The Hackney Pony, however, has a much more recent history but can be traced back to one man, who wished to not only create a smaller Hackney Horse, but to introduce the true pony character to the breed. This man was Christopher Wilson and he lived in Westmoreland, England at the end of the 19th century. Using a brown stallion called Sir George as his foundation stallion; Wilson combined Fell Ponies and Welsh Ponies to create his pony breed. Wilson also believed that the ponies would better be able to maintain their smaller height and hardiness by leaving them to pasture throughout the year, as many native ponies in Great Britain are used to. First called Wilson Ponies, the breed became a success. Much like the Hackney Horse, the Pony saw the danger of extinction during the Second World War, but thanks to a few dedicated breeders, the pony survived and soon was mostly bred for the show ring.

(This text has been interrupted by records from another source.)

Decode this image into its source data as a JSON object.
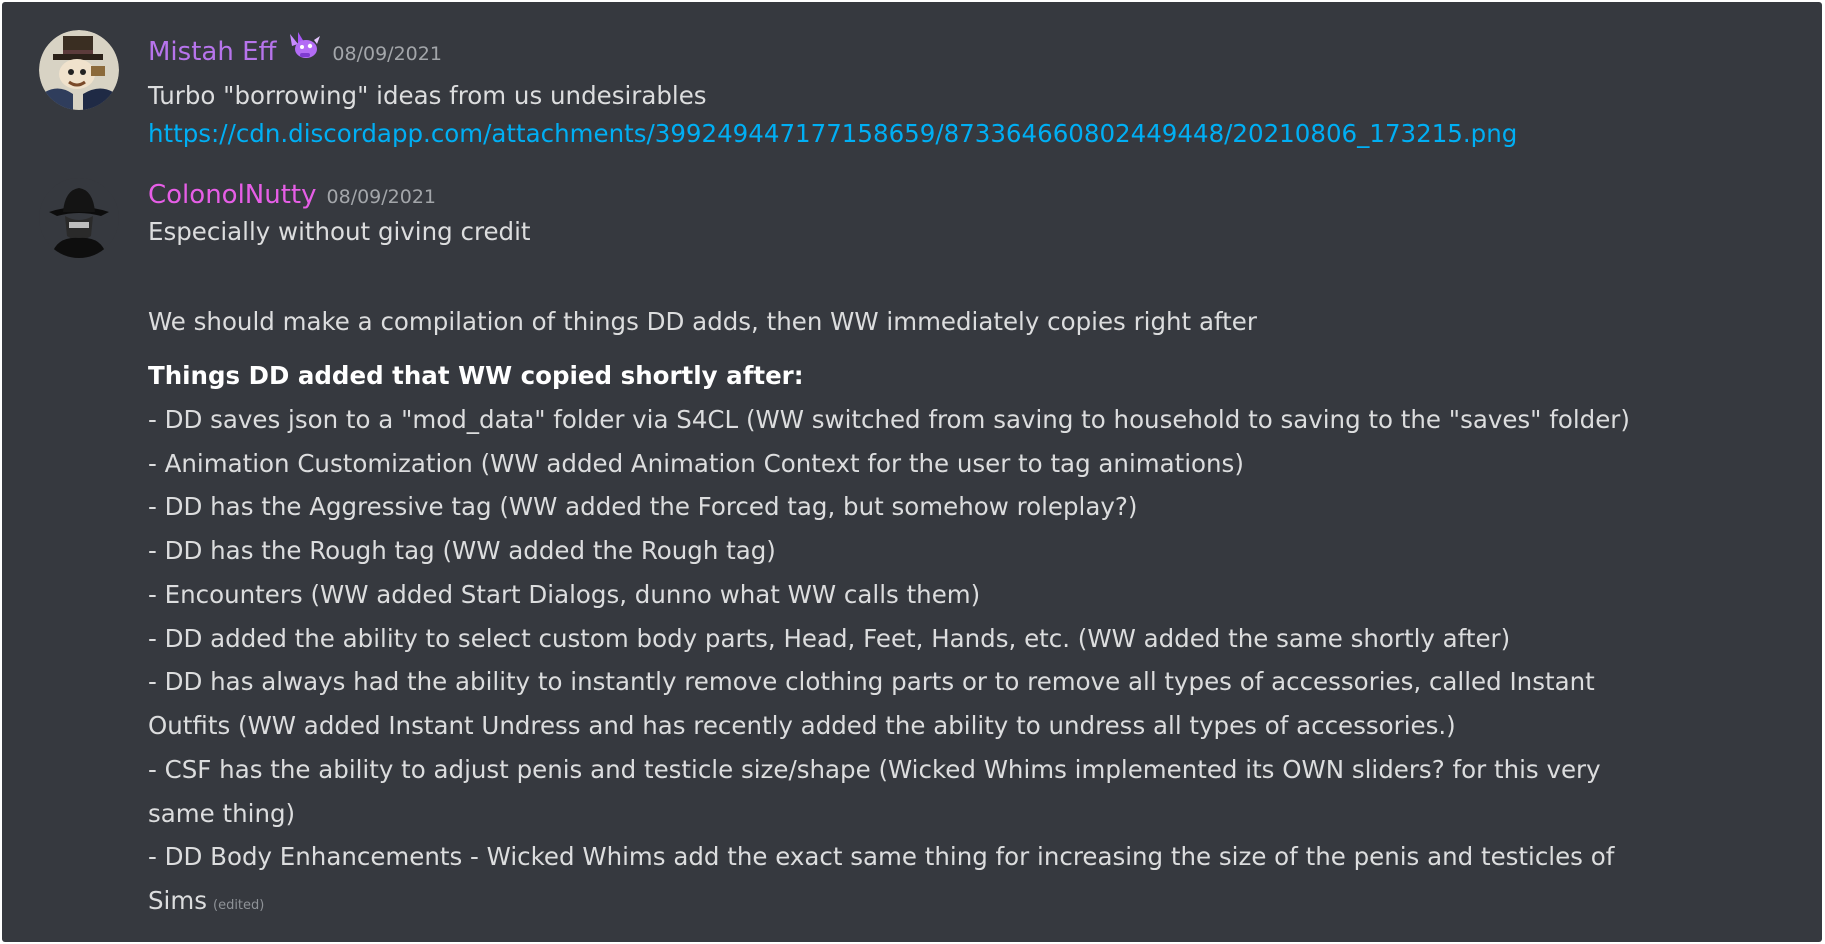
{
  "messages": [
    {
      "username": "Mistah Eff",
      "username_color": "#b774ec",
      "timestamp": "08/09/2021",
      "avatar_icon": "top-hat-character-avatar",
      "badge_icon": "purple-bunny-badge-icon",
      "lines": [
        "Turbo \"borrowing\" ideas from us undesirables"
      ],
      "link": "https://cdn.discordapp.com/attachments/399249447177158659/873364660802449448/20210806_173215.png"
    },
    {
      "username": "ColonolNutty",
      "username_color": "#e65ee6",
      "timestamp": "08/09/2021",
      "avatar_icon": "hooded-silhouette-avatar",
      "paragraphs": [
        "Especially without giving credit",
        "We should make a compilation of things DD adds, then WW immediately copies right after"
      ],
      "list_heading": "Things DD added that WW copied shortly after:",
      "list_lines": [
        "- DD saves json to a \"mod_data\" folder via S4CL (WW switched from saving to household to saving to the \"saves\" folder)",
        "- Animation Customization (WW added Animation Context for the user to tag animations)",
        "- DD has the Aggressive tag (WW added the Forced tag, but somehow roleplay?)",
        "- DD has the Rough tag (WW added the Rough tag)",
        "- Encounters (WW added Start Dialogs, dunno what WW calls them)",
        "- DD added the ability to select custom body parts, Head, Feet, Hands, etc. (WW added the same shortly after)",
        "- DD has always had the ability to instantly remove clothing parts or to remove all types of accessories, called Instant",
        "Outfits (WW added Instant Undress and has recently added the ability to undress all types of accessories.)",
        "- CSF has the ability to adjust penis and testicle size/shape (Wicked Whims implemented its OWN sliders? for this very",
        "same thing)",
        "- DD Body Enhancements - Wicked Whims add the exact same thing for increasing the size of the penis and testicles of",
        "Sims"
      ],
      "edited_label": "(edited)"
    }
  ],
  "colors": {
    "background": "#36393f",
    "text": "#dcddde",
    "link": "#00aff4",
    "timestamp": "#a3a6aa"
  }
}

The most obvious difference between the two breeds is the height difference. The Hackney Pony will mature to between 12.2 and 14 hands, while the Hackney Horse is typically taller than 14.2 hands. However, while the pony does have the same general conformation of the horse, it will have some typically pony features, such as smaller ears and a small but fine muzzle. It should also be noted that the Hackney Pony does not have its own studbook at this time, although it is included in the studbooks of major Hackney Horse Societies.